I was angry over something and I could use that anger to be better at something. Use the inner energy that I had in store which would have been wasted by questioning and reasoning. Choosing to use the anger in the right place made me being admired and complimented for what I did. It made me realize what a great potential anger holds in itself, provided used for the right way.

The hard rock fitted so nicely in my palms that it was made for me and indeed it was. It was a spell of fast and accurate hostile bowling. Knocking the stumps of the best batsmen in our team was such a delight and more importantly it boosted me to go on and on. It was the that look in the eyes of the batsman that made me told me "hang on, this is something good, keep going".

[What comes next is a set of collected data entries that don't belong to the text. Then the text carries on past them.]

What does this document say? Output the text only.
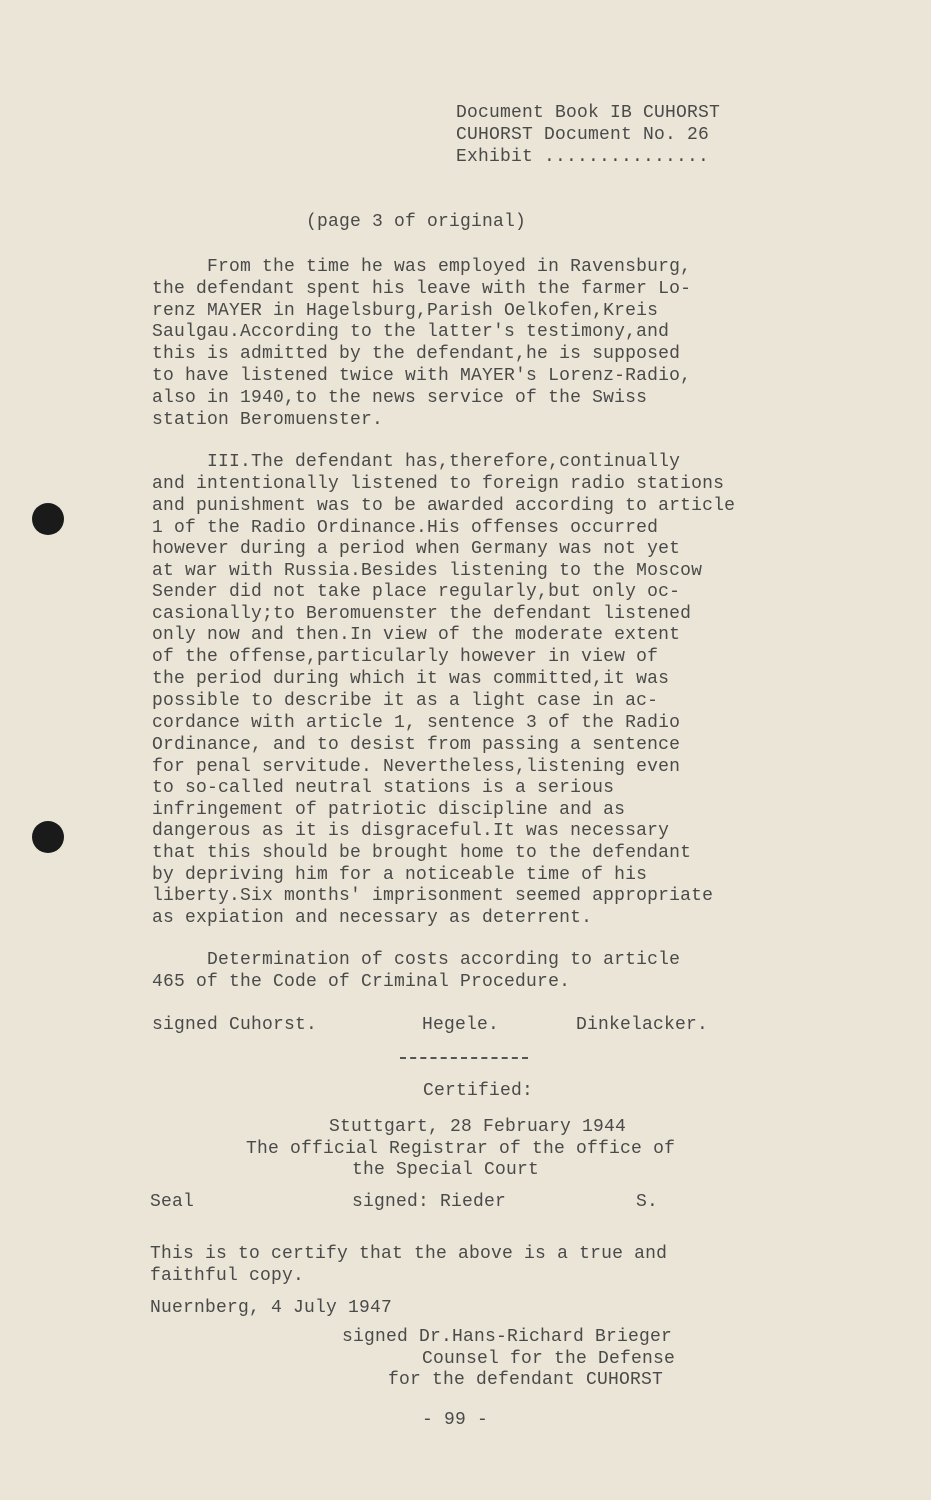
Document Book IB CUHORST

CUHORST Document No. 26

Exhibit ...............

(page 3 of original)

From the time he was employed in Ravensburg,

the defendant spent his leave with the farmer Lo-

renz MAYER in Hagelsburg,Parish Oelkofen,Kreis

Saulgau.According to the latter's testimony,and

this is admitted by the defendant,he is supposed

to have listened twice with MAYER's Lorenz-Radio,

also in 1940,to the news service of the Swiss

station Beromuenster.

III.The defendant has,therefore,continually

and intentionally listened to foreign radio stations

and punishment was to be awarded according to article

1 of the Radio Ordinance.His offenses occurred

however during a period when Germany was not yet

at war with Russia.Besides listening to the Moscow

Sender did not take place regularly,but only oc-

casionally;to Beromuenster the defendant listened

only now and then.In view of the moderate extent

of the offense,particularly however in view of

the period during which it was committed,it was

possible to describe it as a light case in ac-

cordance with article 1, sentence 3 of the Radio

Ordinance, and to desist from passing a sentence

for penal servitude. Nevertheless,listening even

to so-called neutral stations is a serious

infringement of patriotic discipline and as

dangerous as it is disgraceful.It was necessary

that this should be brought home to the defendant

by depriving him for a noticeable time of his

liberty.Six months' imprisonment seemed appropriate

as expiation and necessary as deterrent.

Determination of costs according to article

465 of the Code of Criminal Procedure.

signed Cuhorst.	Hegele.	Dinkelacker.

Certified:

Stuttgart, 28 February 1944

The official Registrar of the office of

the Special Court

Seal	signed: Rieder	S.

This is to certify that the above is a true and

faithful copy.

Nuernberg, 4 July 1947

signed Dr.Hans-Richard Brieger

Counsel for the Defense

for the defendant CUHORST

- 99 -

It was as if a fast bowler that was trapped in this soul transcended and showed I could be one too. I will never forget you. You are something that I could never be again. I wish that some day I could be half of what I did that day. When you see people standing at the back of the nets just to watch you go back to and steam back at the batsman. It's a great pleasure in itself.

Fittingly, at the end of the spell when I sat down. Those shorts tore by themselves as if it was the end. Maybe it was a sign of me getting to know what's coming in the future. I never wore those adidas again to bowl, never picked up my gear again and never did I play again.

It's one of the great tragedies of life to lose the things that you love the most. Not that I don't love the game anymore. I love you more that I ever did, I dream of being able to walk on those Grounds again and play the game in the way that I used to. It just seems like yesterday when I was out there and yesterday it will be, always.

Sometimes, I wonder and catch myself asking what would I have achieved if I would have played on instead of being trapped in this current life of mine where even walking briskly is a bloody nightmare leave alone sprinting. My Heart says Alot.